G-8’s love interest R-1 is introduced in this tale. She’s a spy who is deadly with a pistol and at hand-to- hand combat. R-1 kicks butt and has no squeamishness about the bizarre menaces she finds herself facing when teamed up with her beau G-8. This story’s wider geographical reach is welcome and the threat is appropriately outlandish in the time-honored and enjoyable Pulp magazine tradition. In my opinion as a hard-core Pulp geek The Hurricane Patrol is as much an underrated G-8 gem as The Dynamite Squadron.

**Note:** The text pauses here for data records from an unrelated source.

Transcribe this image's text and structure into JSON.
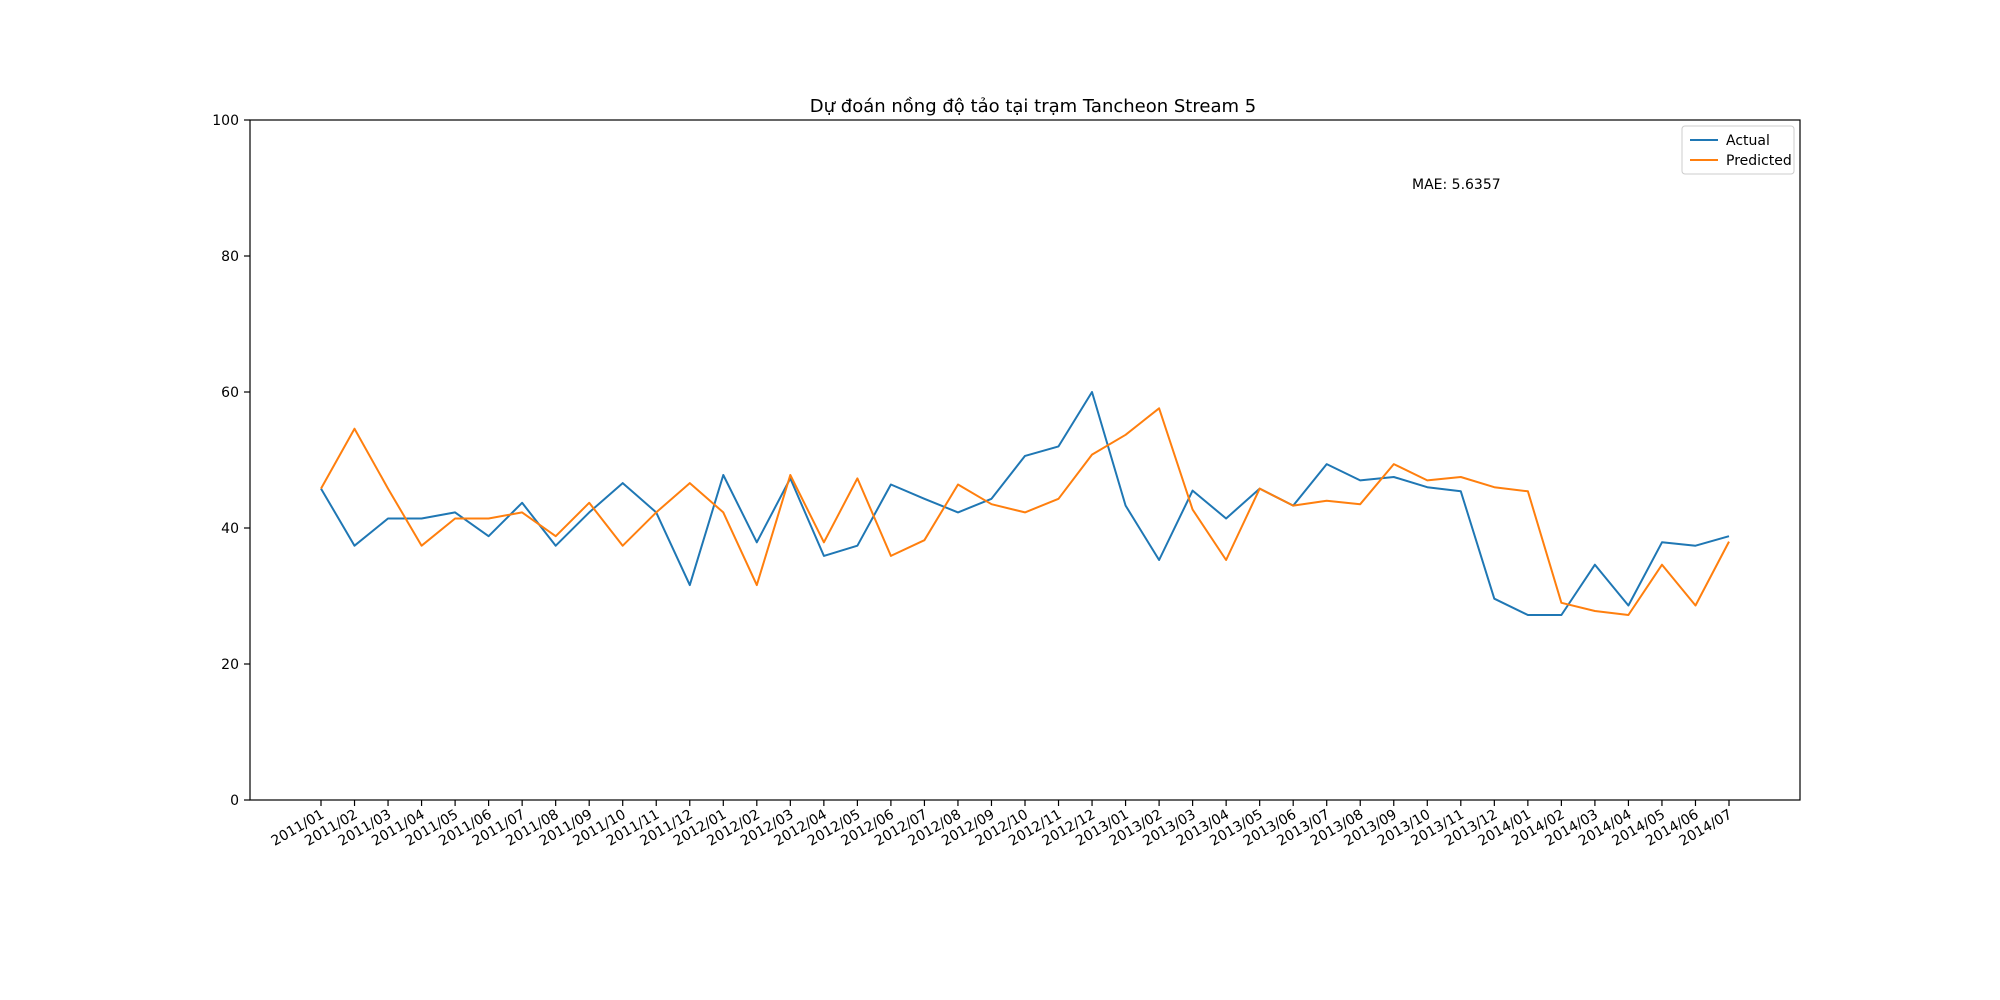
{
  "chart_data": {
    "type": "line",
    "title": "Dự đoán nồng độ tảo tại trạm Tancheon Stream 5",
    "xlabel": "",
    "ylabel": "",
    "ylim": [
      0,
      100
    ],
    "yticks": [
      0,
      20,
      40,
      60,
      80,
      100
    ],
    "grid": false,
    "legend_position": "top-right",
    "annotation": "MAE: 5.6357",
    "x": [
      "2011/01",
      "2011/02",
      "2011/03",
      "2011/04",
      "2011/05",
      "2011/06",
      "2011/07",
      "2011/08",
      "2011/09",
      "2011/10",
      "2011/11",
      "2011/12",
      "2012/01",
      "2012/02",
      "2012/03",
      "2012/04",
      "2012/05",
      "2012/06",
      "2012/07",
      "2012/08",
      "2012/09",
      "2012/10",
      "2012/11",
      "2012/12",
      "2013/01",
      "2013/02",
      "2013/03",
      "2013/04",
      "2013/05",
      "2013/06",
      "2013/07",
      "2013/08",
      "2013/09",
      "2013/10",
      "2013/11",
      "2013/12",
      "2014/01",
      "2014/02",
      "2014/03",
      "2014/04",
      "2014/05",
      "2014/06",
      "2014/07"
    ],
    "series": [
      {
        "name": "Actual",
        "color": "#1f77b4",
        "values": [
          45.8,
          37.4,
          41.4,
          41.4,
          42.3,
          38.8,
          43.7,
          37.4,
          42.3,
          46.6,
          42.3,
          31.6,
          47.8,
          37.9,
          47.3,
          35.9,
          37.4,
          46.4,
          44.3,
          42.3,
          44.3,
          50.6,
          52.0,
          60.0,
          43.3,
          35.3,
          45.5,
          41.4,
          45.8,
          43.3,
          49.4,
          47.0,
          47.5,
          46.0,
          45.4,
          29.6,
          27.2,
          27.2,
          34.6,
          28.6,
          37.9,
          37.4,
          38.8
        ]
      },
      {
        "name": "Predicted",
        "color": "#ff7f0e",
        "values": [
          45.8,
          54.6,
          45.8,
          37.4,
          41.4,
          41.4,
          42.3,
          38.8,
          43.7,
          37.4,
          42.3,
          46.6,
          42.3,
          31.6,
          47.8,
          37.9,
          47.3,
          35.9,
          38.2,
          46.4,
          43.5,
          42.3,
          44.3,
          50.8,
          53.7,
          57.6,
          42.7,
          35.3,
          45.8,
          43.3,
          44.0,
          43.5,
          49.4,
          47.0,
          47.5,
          46.0,
          45.4,
          29.0,
          27.8,
          27.2,
          34.6,
          28.6,
          38.0
        ]
      }
    ]
  }
}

12. THE PANTHER SQUADRON (September 1934) – Another recurring member of G-8’s Rogue’s Gallery of villains makes his debut in this exceptionally enjoyable story. Dr Mollfuss is this Austrian’s name and his scientific specialty is a combination of brain surgery and advanced vivesection practices.
The first menace the good doctor throws at the Allied armies comes in the form of the Panther Squadron. Dr Mollfuss has tinkered with human and animal brains to the point where he can combine the speed, savagery and cunning of panthers with the higher brain functions of human fighter-pilots. The end result is a squadron of Panther-Men. These Panther-Men, or Panzeren, have the heads of over-sized panthers and the bodies of Central Powers pilots who served as Mollfuss’ experimental subjects.
The Panther Squadron marked out even wilder territory for the G-8 series of Pulps and Robert J Hogan would try to outdo himself in terms of wonderfully campy and over-the- top perils for our heroes in the tales that followed. The Panther-Men are a fan favorite for their sheer outrageousness and the way they were the vanguard of all the enjoyably surreal wartime action to come in the stories that lay ahead.